Gestern hatten zudem diverse Umweltverbände angesichts der Uneinigkeit in Sachen Abschaltung von Kohlekraftwerken in einer gemeinsamen Presseerklärung die potenziellen Berliner Koalitionäre vor einem "klimapolitischem Totalausfall der Jamaika-Sondierer" gewarnt.

Ebenfalls gestern hatte bei Aachen eine Handvoll Umweltschützer das dortige Braunkohlekraftwerk Weisweiler blockiert, wie die Nachrichtenagentur dpa berichtet. Betreiber RWE hätte Blöcke wegen Kohlemangel abschalten müssen. In einer per Email verschickten Pressemitteilung sprechen die Aktivisten von einer zehnstündigen Blockade, die 92 Prozent der Kraftwerksaktivitäten habe drosseln können. 20 Personen seien beteiligt gewesen.

Drei von vier Blöcken hätten runtergefahren werden müssen, nach dem sich die Aktivisten von einem Verladebagger abgeseilt und an einem Kohleförderband angekettet hätten. Bei der Räumung durch technisch nicht geschulte Polizisten seien Aktivisten stark gefährdet worden.

Der Klimawandel werde von denjenigen am stärksten befeuert, die ihm am wenigsten zu spüren bekommen werden, heißt es unter anderem in der Begründung der Aktion. Laut Wikipedia hat das 2500-Megawatt-Kraftwerk 2015 18,1 Millionen Tonnen CO2 ausgestoßen. Demnach sind die vier Braunkohleblöcke bereits 42 bis 52 Jahre im Betrieb. 2014 hatten sich die Kühltürme der Methusalem-Kraftwerke übrigens als wahre Keimschleudern erwiesen. In der Nachbarschaft kam es zu einer kleinen Legionellen-Epedemie, die ein Todesopfer forderte.

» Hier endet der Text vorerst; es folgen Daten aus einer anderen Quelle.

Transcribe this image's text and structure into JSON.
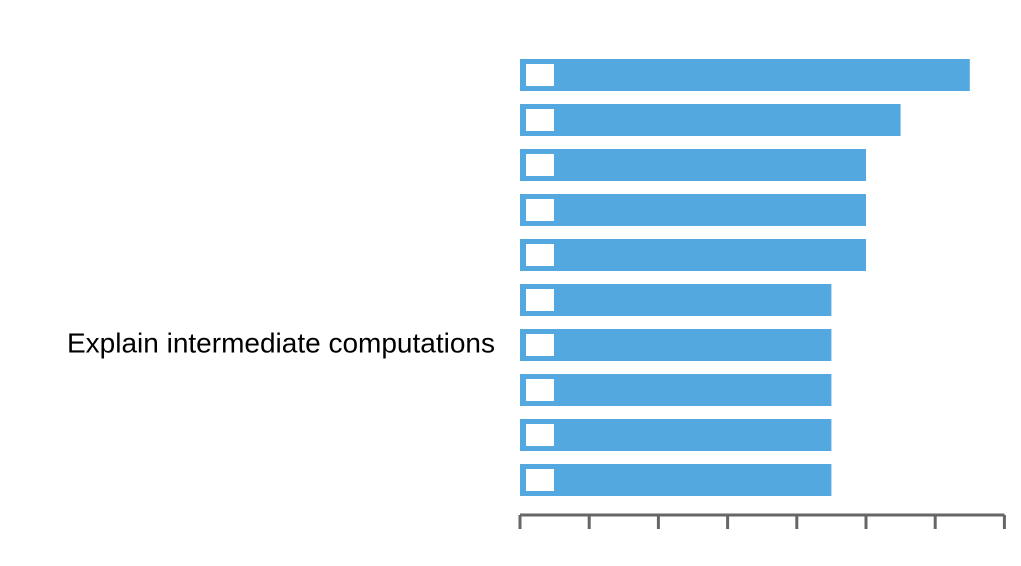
{
  "chart_data": {
    "type": "bar",
    "orientation": "horizontal",
    "categories": [
      "",
      "",
      "",
      "",
      "",
      "",
      "Explain intermediate computations",
      "",
      "",
      ""
    ],
    "values": [
      13,
      11,
      10,
      10,
      10,
      9,
      9,
      9,
      9,
      9
    ],
    "xlim": [
      0,
      14
    ],
    "x_ticks": [
      0,
      2,
      4,
      6,
      8,
      10,
      12,
      14
    ],
    "title": "",
    "xlabel": "",
    "ylabel": "",
    "grid": false,
    "legend": "none",
    "colors": {
      "bar": "#54a8e0",
      "axis": "#666666",
      "text": "#000000",
      "badge": "#ffffff"
    }
  }
}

Derweil hat die chinesische Millionen-Metropole Shenzhen angekündigt, bis zum Ende des Jahres die letzten Dieselbusse ausrangieren zu wollen. Dann werden dort deutlich über 14.000 Busse elektrisch angetrieben. Die meisten dort kommen von BYD, eines von Chinas führenden Konzern im Bereich Elektroauto. Das Unternehmen hat in Hongkongs Nachbarstadt seinen Firmensitz.